La Guerre en Ukraine a disloqué la programmation militaire russe

Depuis 2012, le retour de Vladimir Poutine au Kremlin et l’arrivée de Sergei Choïgou au ministère de la défense, la programmation militaire russe, organisée au travers de programmes pluriannuels appelés GPV, aura été au coeur de l’effort de reconstruction des armées de Moscou. La dernière GPV, entamée en 2017, devait permettre aux armées russes de conforter leur ascendant numérique et technologique sur leurs adversaires potentiels, avec un budget annuel de 2.000 Milliards de roubles, soit 30 Md€ consacrés chaque année à l’acquisition de matériels neufs et la modernisation des équipements en service. C’est ainsi qu’il y a à peine plus d’une année, lors de la traditionnelle évaluation des progrès réalisés dans ce domaine, Sergei Choïgou annonçait que désormais, les armées russes disposaient de plus de 70% de matériels « modernes ». Les faits en Ukraine ont toutefois largement nuancé les propos du ministre russe.

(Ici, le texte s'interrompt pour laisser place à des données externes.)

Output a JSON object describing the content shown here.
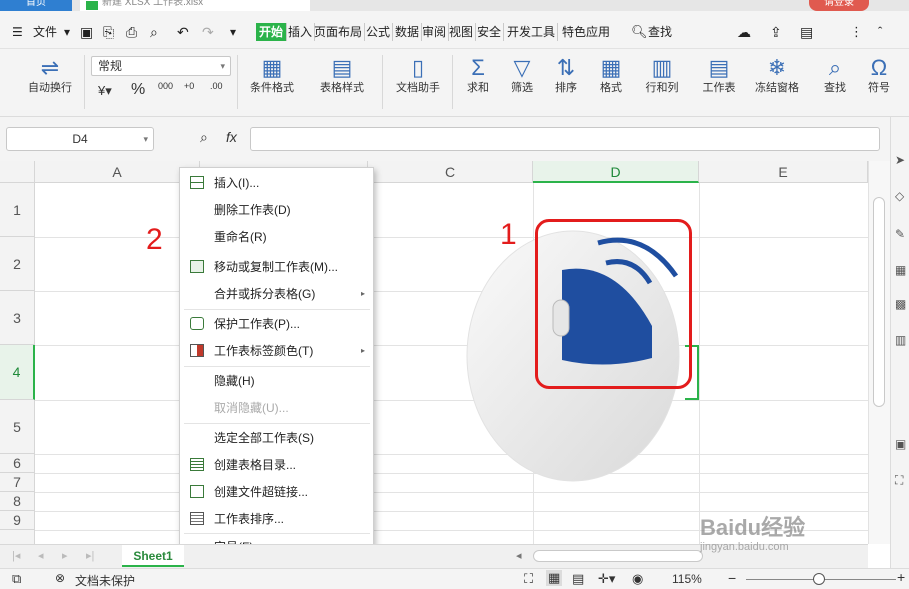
{
  "tabstrip": {
    "home_tab": "首页",
    "file_tab": "新建 XLSX 工作表.xlsx",
    "login": "请登录"
  },
  "menubar": {
    "file_label": "文件",
    "tabs": [
      "开始",
      "插入",
      "页面布局",
      "公式",
      "数据",
      "审阅",
      "视图",
      "安全",
      "开发工具",
      "特色应用"
    ],
    "active_tab": "开始",
    "search_label": "查找"
  },
  "ribbon": {
    "autowrap": "自动换行",
    "number_format": "常规",
    "conditional_format": "条件格式",
    "table_style": "表格样式",
    "doc_assistant": "文档助手",
    "sum": "求和",
    "filter": "筛选",
    "sort": "排序",
    "format": "格式",
    "row_col": "行和列",
    "worksheet": "工作表",
    "freeze": "冻结窗格",
    "find": "查找",
    "symbol": "符号"
  },
  "formulabar": {
    "cell_ref": "D4",
    "fx": "fx",
    "value": ""
  },
  "grid": {
    "columns": [
      "A",
      "B",
      "C",
      "D",
      "E"
    ],
    "rows": [
      "1",
      "2",
      "3",
      "4",
      "5",
      "6",
      "7",
      "8",
      "9"
    ],
    "selected_column": "D",
    "selected_row": "4"
  },
  "context_menu": {
    "items": [
      {
        "label": "插入(I)...",
        "disabled": false
      },
      {
        "label": "删除工作表(D)",
        "disabled": false
      },
      {
        "label": "重命名(R)",
        "disabled": false
      },
      {
        "label": "移动或复制工作表(M)...",
        "disabled": false
      },
      {
        "label": "合并或拆分表格(G)",
        "disabled": false
      },
      {
        "label": "保护工作表(P)...",
        "disabled": false
      },
      {
        "label": "工作表标签颜色(T)",
        "disabled": false
      },
      {
        "label": "隐藏(H)",
        "disabled": false
      },
      {
        "label": "取消隐藏(U)...",
        "disabled": true
      },
      {
        "label": "选定全部工作表(S)",
        "disabled": false
      },
      {
        "label": "创建表格目录...",
        "disabled": false
      },
      {
        "label": "创建文件超链接...",
        "disabled": false
      },
      {
        "label": "工作表排序...",
        "disabled": false
      },
      {
        "label": "字号(F)",
        "disabled": false
      }
    ],
    "submenu_arrow": "▸"
  },
  "annotations": {
    "step1": "1",
    "step2": "2"
  },
  "sheets": {
    "active": "Sheet1"
  },
  "statusbar": {
    "doc_protect": "文档未保护",
    "zoom": "115%"
  },
  "watermark": {
    "main": "Baidu经验",
    "sub": "jingyan.baidu.com"
  },
  "colors": {
    "accent_green": "#2bb34a",
    "annotation_red": "#e31c1c",
    "mouse_blue": "#1f4ea0"
  }
}
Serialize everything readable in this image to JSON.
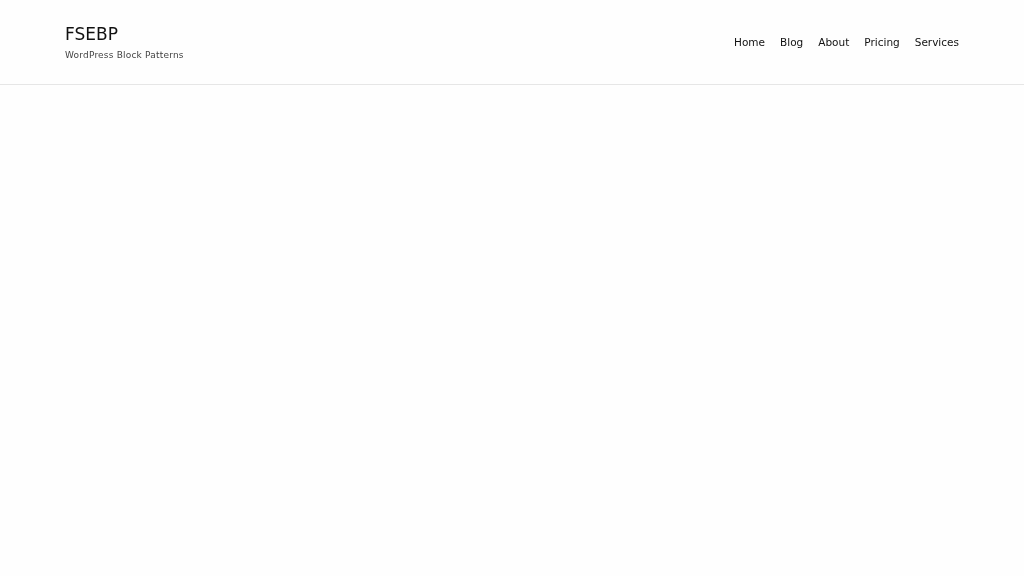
{
  "site": {
    "title": "FSEBP",
    "tagline": "WordPress Block Patterns"
  },
  "nav": [
    {
      "label": "Home"
    },
    {
      "label": "Blog"
    },
    {
      "label": "About"
    },
    {
      "label": "Pricing"
    },
    {
      "label": "Services"
    }
  ]
}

En effet, sur la base des destructions visuellement confirmées de matériels russes depuis le début de l’Opération Spéciale Militaire en Ukraine, il apparait que la moitié des chars de combat détruits, endommagés ou capturés étaient des modèles soviétiques non modernisés, comme le T-72A/B/B-Obr1989, le T-80BV ou les différents T-62/64 perdus. Il en va de même concernant les véhicules blindés de combat d’infanterie, 80% des pertes étant représentées par des BMP-1 ou 2 non modernisés, ou des systèmes d’artillerie, pour lesquels 90% des systèmes perdus étaient hérités de l’époque soviétique. Dans les faits, le taux de 70% de matériels modernes n’est effectivement constaté, dans les pertes, que pour les aéronefs, les navires et les systèmes défense anti-aérienne et de guerre électronique. Quoiqu’il en soit, face aux pertes terribles ayant largement entamé les capacités des armées russes, le Kremlin a annoncé, début novembre, avoir abrogé la GPV actuellement en cours, ainsi que les travaux préparatoires pour le prochaine GPV, pour prendre, directement, le contrôle de l’effort de défense industriel russe, et concentrer les investissements vers des matériels économiques, efficaces et rapidement produits, afin de tenter de répondre au défi posé par les armées ukrainiennes soutenues par les occidentaux.

Seule la moitié des chars de combat russes perdus au combat documentée concerne des blindés « modernes » au sens de classification russe, loin des 70%+ annoncé il y a quelques mois par Sergei Choïgou

La décision du Kremlin, par ailleurs expédiée puisque devant prendre effet avant le 14 novembre, fait sens au regard de la situation. Alors que l’essentiel des troupes d’élite russe a été disloqué lors des premiers mois de combat, Moscou entend désormais s’appuyer sur une stratégie défensive basée simultanément sur la construction d’un vaste réseau de fortifications pour bloquer l’avance ukrainienne, et sur la masse issue des efforts de mobilisation présents et à venir pour armer ces défenses. Or, les mobilisés russes, du fait d’une formation rapide et du manque d’expérience militaire antérieure, ne peuvent employer efficacement des armements modernes et hautement technologiques, d’autant que ces matériels n’ont guère brillé précédemment par leur efficacité, même aux mains de militaires dûment entrainés. En outre, l’industrie de défense russe, exposée aux sanctions occidentales, peine à produire ces équipements modernes, alors qu’elle est en mesure, à moindre frais, de produire à nouveau des équipements datant des années 70 et 80, moins performants mais plus simples, et dépourvus de composants importés.